O’Hare fought a valiant rearguard action but, on the third time of asking, was forced to confirm that a familial search would have cost less than £7,000. And it had been his decision, and his alone, to ditch the familial check. He didn’t say that Shaw had formally requested such a search but he knew Shaw, or Valentine, would leak that detail to Smyth after the presser was finished. The chief constable tried to bring Shaw back into the discussion, reminding the press that they had a suspect in the cells. But they’d got all they’d get on that story – Shaw had made that clear. So they returned, relentlessly, to the fact that the chief constable’s cost-cutting campaign had resulted in the deaths of three innocent people. Given that reporting restrictions were about to come crashing down on their murder suspect that was going to be the story.
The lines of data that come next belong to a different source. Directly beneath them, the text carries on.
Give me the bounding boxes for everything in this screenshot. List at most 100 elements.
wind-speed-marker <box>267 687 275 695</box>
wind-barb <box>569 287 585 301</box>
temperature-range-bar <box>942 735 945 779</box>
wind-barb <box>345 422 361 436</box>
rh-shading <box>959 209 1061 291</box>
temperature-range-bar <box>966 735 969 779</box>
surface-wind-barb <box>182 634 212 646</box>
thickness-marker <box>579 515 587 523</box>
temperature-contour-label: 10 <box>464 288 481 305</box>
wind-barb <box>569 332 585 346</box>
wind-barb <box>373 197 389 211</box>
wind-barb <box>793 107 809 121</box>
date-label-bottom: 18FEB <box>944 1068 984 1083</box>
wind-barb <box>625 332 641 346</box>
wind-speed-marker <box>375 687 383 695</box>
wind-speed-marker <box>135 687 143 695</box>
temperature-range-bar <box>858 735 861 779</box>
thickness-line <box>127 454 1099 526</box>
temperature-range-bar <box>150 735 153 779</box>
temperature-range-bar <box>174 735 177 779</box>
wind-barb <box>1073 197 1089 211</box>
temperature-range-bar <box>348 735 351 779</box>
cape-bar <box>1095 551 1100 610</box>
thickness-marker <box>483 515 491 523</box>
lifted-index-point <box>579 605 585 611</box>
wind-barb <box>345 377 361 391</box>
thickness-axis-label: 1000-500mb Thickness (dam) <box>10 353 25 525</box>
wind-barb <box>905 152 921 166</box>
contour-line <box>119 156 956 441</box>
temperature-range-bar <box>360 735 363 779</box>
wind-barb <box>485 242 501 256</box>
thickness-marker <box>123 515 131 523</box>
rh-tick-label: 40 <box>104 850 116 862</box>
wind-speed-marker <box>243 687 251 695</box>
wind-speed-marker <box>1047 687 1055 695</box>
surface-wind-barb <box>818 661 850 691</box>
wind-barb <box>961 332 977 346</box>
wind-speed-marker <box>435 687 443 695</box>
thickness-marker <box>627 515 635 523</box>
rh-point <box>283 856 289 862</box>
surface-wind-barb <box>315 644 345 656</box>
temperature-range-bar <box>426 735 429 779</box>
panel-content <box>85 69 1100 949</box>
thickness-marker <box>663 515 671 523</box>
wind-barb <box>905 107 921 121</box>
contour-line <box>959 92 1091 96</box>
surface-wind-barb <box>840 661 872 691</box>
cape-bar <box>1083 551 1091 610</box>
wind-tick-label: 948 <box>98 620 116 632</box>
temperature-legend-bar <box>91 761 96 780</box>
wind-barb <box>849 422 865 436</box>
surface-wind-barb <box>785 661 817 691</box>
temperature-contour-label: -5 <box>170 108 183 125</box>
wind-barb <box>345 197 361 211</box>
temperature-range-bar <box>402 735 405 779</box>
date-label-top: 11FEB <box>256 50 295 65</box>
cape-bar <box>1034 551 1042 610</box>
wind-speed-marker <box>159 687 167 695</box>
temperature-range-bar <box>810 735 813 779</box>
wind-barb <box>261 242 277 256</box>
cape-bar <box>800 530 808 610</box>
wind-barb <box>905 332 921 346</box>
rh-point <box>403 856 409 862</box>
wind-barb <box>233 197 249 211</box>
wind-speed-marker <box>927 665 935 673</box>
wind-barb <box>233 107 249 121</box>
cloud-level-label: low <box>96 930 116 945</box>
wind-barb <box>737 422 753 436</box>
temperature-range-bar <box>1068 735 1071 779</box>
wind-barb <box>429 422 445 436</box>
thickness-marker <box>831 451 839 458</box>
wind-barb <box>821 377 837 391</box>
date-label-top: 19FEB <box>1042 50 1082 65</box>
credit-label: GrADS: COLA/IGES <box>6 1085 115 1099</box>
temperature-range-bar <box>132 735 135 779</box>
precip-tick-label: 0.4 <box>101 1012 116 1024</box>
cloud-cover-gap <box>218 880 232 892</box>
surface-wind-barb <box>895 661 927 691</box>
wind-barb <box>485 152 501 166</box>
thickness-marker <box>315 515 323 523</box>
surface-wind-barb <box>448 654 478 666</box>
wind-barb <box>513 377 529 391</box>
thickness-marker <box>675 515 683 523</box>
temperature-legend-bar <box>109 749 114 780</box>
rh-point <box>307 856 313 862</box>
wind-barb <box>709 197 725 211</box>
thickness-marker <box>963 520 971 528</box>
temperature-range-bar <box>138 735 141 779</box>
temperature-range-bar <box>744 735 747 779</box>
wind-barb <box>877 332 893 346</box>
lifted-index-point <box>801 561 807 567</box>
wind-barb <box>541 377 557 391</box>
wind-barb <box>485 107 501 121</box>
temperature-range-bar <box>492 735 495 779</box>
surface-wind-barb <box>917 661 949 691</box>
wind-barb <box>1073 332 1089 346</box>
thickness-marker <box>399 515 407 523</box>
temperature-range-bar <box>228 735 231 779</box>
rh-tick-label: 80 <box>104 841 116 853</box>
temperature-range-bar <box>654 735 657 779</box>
Valentine had his mobile out, texting. He’d got Jan Clay’s number the last time they’d spoken and he thought he’d meet her, if she had the time, for a drink on the quayside at Wells. The whole of St James’ was a non-smoking building, and especially the Norfolk Suite, but he lit up anyway, and no one seemed to mind.
Shaw closed his eyes; aware of being outside himself, looking in. Only one question remained to answer. At the moment of Marianne Osbourne’s death did she change her mind, did she reach out for that startling yellow and black image, the field of sunflower heads. Did she want to live? Shaw suspected she’d asked her lover, the father of her child, to make sure that this was the end – to press down with all his force, violently, so that she would have no choice but to accept death. Only Marianne knew the truth. Shaw would let the question die with her, so that he wouldn’t be tempted to take it home for Lena.
He’d had his phone on silent for the press conference. There was a picture text from his wife. It showed the sea from the stoop: the mist had risen, so this might be the last warm evening of the summer. An entire Indian summer, perhaps, compressed into one sunset. In press conferences he always took his watch off, laying it face down on the desk: so he could see it was 4.08 p.m. High tide was at 6.06 p.m. He’d be in the sea by then. Lying on his back, floating in the warm water, trying to memorize the precise shade of the colour blue that filled his entire vision.